Berlin, 10. November 1960



Bei dem vom Sekretariat des Zentralkomitees beschlossenen Brigadeeinsatz der Arbeitsgruppe Jugend im Bezirk Karl-Marx-Stadt zu den Fragen der massenpolitischen Arbeit unter der Jugend stellten wir fest, daß die Republikflucht von Jugendlichen im Alter von 15 bis 25 Jahren in der Zeit von Januar bis September 1960 bedeutend zugenommen hat.

Die Arbeitsgruppe Jugend hat daraufhin veranlaßt, daß, sowohl vom zuständigen Sektor im Zentralkomitee als auch vom Staatsapparat, eine Gesamtübersicht über Republikflucht, Rückkehr und Zuzug von Jugendlichen an uns gegeben wird.

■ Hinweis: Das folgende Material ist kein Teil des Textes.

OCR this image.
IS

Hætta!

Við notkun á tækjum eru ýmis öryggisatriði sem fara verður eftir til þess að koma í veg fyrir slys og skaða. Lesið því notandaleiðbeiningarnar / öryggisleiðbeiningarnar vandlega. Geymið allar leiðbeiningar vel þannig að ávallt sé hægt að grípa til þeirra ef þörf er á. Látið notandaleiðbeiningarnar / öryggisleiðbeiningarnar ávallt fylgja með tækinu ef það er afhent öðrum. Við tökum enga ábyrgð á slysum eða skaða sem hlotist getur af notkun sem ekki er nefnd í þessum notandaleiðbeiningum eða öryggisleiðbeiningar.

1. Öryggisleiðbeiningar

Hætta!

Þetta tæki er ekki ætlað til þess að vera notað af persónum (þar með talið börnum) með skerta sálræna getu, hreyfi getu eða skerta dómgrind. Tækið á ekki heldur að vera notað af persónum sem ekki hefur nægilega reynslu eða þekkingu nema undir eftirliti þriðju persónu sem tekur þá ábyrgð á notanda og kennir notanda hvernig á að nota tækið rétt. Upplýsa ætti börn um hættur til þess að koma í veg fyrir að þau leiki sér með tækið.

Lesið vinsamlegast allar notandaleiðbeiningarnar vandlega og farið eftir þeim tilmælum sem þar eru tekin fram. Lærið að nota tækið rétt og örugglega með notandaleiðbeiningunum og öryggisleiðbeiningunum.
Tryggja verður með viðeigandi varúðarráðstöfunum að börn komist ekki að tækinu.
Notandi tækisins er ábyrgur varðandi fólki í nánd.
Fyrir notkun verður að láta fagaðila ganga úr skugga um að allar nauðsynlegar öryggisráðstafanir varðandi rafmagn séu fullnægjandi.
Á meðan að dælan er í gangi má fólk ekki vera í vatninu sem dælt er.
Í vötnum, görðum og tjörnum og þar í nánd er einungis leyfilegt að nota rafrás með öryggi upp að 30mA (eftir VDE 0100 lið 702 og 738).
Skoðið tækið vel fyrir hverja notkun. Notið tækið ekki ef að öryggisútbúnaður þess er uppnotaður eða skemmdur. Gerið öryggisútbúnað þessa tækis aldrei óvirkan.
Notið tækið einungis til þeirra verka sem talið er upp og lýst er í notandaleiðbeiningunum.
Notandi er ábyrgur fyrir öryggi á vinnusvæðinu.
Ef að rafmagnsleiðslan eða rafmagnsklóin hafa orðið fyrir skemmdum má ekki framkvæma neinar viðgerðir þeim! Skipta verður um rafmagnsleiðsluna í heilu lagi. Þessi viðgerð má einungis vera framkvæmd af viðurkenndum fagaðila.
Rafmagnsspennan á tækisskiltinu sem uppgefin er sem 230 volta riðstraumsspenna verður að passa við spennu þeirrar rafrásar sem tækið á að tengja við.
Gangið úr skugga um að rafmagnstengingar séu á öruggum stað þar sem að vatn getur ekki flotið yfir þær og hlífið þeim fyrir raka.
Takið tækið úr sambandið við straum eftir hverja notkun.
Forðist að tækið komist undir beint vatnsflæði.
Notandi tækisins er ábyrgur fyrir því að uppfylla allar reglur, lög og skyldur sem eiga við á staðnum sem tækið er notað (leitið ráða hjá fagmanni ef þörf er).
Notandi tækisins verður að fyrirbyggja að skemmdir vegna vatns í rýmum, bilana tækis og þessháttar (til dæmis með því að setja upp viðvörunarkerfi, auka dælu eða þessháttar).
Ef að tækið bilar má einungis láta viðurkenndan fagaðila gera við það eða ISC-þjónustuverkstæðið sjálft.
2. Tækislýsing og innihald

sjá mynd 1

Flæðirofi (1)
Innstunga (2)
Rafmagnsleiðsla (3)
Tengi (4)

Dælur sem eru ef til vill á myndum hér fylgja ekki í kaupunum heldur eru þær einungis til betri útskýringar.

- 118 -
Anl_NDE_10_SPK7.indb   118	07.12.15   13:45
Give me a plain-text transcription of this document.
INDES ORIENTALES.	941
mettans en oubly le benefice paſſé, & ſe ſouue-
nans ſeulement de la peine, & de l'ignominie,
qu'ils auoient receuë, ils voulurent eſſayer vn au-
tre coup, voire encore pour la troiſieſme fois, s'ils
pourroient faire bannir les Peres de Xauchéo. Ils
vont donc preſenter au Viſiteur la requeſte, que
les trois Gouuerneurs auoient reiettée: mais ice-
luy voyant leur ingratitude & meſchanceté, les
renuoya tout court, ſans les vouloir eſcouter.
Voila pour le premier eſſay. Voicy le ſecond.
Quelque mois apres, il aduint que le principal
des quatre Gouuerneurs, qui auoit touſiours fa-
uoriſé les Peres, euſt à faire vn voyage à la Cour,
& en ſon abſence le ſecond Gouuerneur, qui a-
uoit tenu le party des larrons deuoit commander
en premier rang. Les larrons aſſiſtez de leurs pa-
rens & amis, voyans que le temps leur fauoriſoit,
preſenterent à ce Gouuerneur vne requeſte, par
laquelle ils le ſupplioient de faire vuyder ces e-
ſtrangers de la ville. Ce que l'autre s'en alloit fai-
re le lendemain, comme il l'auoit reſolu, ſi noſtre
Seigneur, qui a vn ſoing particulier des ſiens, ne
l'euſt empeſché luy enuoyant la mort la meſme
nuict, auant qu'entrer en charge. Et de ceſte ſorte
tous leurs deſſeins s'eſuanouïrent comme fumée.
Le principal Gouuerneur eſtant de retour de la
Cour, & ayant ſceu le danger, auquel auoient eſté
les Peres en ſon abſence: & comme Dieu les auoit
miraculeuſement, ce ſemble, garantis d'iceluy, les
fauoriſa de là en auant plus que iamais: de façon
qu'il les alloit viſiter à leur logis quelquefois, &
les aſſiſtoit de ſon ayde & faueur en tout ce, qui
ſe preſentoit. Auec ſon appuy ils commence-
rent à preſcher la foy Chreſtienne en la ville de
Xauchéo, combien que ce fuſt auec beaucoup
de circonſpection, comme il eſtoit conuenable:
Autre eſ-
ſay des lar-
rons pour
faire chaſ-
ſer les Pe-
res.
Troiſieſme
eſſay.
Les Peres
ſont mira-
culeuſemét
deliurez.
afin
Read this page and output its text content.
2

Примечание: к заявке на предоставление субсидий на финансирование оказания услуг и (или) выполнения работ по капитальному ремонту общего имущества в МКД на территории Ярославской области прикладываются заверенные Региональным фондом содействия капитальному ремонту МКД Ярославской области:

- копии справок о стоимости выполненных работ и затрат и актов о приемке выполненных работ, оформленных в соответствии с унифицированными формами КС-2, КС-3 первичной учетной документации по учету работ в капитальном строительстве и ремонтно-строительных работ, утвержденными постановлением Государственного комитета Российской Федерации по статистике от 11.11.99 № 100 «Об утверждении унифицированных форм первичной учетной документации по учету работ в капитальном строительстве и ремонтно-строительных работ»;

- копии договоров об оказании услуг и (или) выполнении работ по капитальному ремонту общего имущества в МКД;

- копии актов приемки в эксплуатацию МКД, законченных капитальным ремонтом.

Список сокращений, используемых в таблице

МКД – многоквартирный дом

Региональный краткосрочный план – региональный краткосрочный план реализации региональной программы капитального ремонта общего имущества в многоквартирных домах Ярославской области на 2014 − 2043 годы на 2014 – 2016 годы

Die Überprüfung dieser Materialien ergibt folgende Tatsachen:

1.) Die Republikflucht von Jugendlichen im Alter von 15 bis 25 Jahren hat in dieser Zeitspanne bedeutend zugenommen.

Insgesamt verliessen die Republik 43.658 Jugendliche
davon 24.577 männliche und 19.081 weibliche Jugendliche.

Im Monat Februar liegt die Zahl dieser Jugendlichen mit 2.815 am niedrigsten. Steigert sich dann bis zum Mai auf 5.804, sinkt im Juli auf 4.669 und erreicht im August die Zahl von 6.153 und im September 7.331.

Ein Vergleich mit den Jahren 1958 und 1959 zeigt ein bedeutendes Ansteigen der Republikflucht von Jugendlichen.

Im Jahre 1958 waren es von Januar bis Dezember 60.727. Im Jahre 1959 waren es von Januar bis Dezember 42.647, davon in der Zeit von Januar bis September 1959 31.635 Jugendliche, die die Republik verliessen.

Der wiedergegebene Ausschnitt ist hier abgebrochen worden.